Here are some key facts about the country of 11.3 million people:

First indigenous president

Evo Morales became the first indigenous president of Bolivia in 2006 after a landmark election victory broke decades of domination by an elite largely of European or mixed descent.

Morales, a member of the Aymara indigenous community, steered through a new constitution aiming to bolster the rights and living conditions of indigenous people, who make up 62 percent of the population.

Around 36 indigenous languages are officially recognized -- including Quechua, Aymara and Guarani -- along with an indigenous legal system different to state law.

The former socialist president, who resigned last year amid violent unrest, cannot stand again in Sunday's vote.

Political instability

Morales, who became the region's longest-serving leader with his three terms, was credited with bringing relative stability to a volatile country.

Although the country's constitution limits a president to two consecutive terms, the one-time coca farmer from the Movement for Socialism (MAS) party was granted by the loyalist Constitutional Court the right to stand for unlimited terms, even after the public rejected such a move in a referendum.

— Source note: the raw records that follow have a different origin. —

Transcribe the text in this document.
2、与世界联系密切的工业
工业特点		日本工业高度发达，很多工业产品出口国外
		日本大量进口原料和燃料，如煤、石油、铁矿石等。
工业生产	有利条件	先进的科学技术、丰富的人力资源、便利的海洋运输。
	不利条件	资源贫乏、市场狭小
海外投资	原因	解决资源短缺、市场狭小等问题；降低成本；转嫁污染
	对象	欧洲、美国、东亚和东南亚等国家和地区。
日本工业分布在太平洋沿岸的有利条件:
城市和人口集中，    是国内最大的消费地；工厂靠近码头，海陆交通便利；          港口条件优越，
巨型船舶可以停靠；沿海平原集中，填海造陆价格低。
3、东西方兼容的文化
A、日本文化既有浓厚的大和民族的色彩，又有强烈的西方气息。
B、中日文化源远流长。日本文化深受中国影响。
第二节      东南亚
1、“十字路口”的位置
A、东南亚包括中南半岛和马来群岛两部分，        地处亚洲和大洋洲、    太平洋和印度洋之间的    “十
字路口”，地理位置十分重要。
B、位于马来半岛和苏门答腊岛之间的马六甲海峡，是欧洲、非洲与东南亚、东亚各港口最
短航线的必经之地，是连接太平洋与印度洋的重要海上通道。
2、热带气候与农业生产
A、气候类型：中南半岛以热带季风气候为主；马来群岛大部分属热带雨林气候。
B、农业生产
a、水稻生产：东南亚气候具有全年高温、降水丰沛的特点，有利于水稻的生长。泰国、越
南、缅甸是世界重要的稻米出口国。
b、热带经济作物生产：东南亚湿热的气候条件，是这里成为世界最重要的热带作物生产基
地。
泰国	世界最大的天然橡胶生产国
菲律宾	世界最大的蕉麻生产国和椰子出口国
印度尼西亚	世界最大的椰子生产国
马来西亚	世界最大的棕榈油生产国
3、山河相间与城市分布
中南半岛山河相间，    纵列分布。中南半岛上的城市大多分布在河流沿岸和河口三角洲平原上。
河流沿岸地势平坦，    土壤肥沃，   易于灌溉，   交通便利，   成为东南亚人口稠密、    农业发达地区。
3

But his controversial re-election in October 2019 was disputed, leading to three weeks of protests in which 35 people were killed. An Organization of American States audit found clear evidence of electoral fraud after which Morales stepped down and went into exile, first in Mexico and then Argentina.

Bolivia has a history of political instability. Since independence in 1825, there have been about 200 coups or attempted coups.

Nationalized economy

Bolivia's economy contracted by 7.9 percent between January and July of this year due to the coronavirus pandemic, according to the National Statistics Institute.

In June, the World Bank forecast a contraction of GDP of 5.9 percent in 2020.

Previously the country had enjoyed average annual growth of 4.9 percent between 2004 and 2014, thanks to Morales's nationalization in 2006 of the gas and oil sectors.

The state also controls telecommunications, pensions, hydroelectric power stations, airports and mining, using much of the money gained to fund social programmes and public infrastructure projects.

But the drop in gas prices and exports from 2014, along with heavy public spending, has led to heavy debt, the World Bank says.

Mineral-rich but poor

While it is still among the poorest countries in Latin America, Bolivia's poverty rate decreased from 45 percent of the population in 2010 to 35 percent in 2018, according to the World Bank.

It sits on the region's second-largest gas reserves -- after Venezuela -- and the world's largest reserves of lithium.

The country has courted foreign investment, particularly from China, to help exploit its resources, aiming to become the world's fourth-largest producer of lithium.

Bolivia is also the world's third-biggest producer of coca -- the raw material for making cocaine -- according to the UN, registering an increase of 10 percent in growing in 2019.

Landlocked and forested

Bolivia lost its prized route to the Pacific Ocean in a 19th-century war with Chile and now sits landlocked, bordered by Brazil, Paraguay, Argentina, Chile and Peru.

In 2018 the UN's International Court of Justice rejected its bid to regain access to the coast.

The Andes mountain range covers a third of Bolivian territory.

About half of the land area is forested, most of it Amazon equatorial rainforest. The country is currently beset with fires which have ravaged 2.3 million hectares (5.7 million acres) of forest and grassland amid a prolonged drought and high temperatures.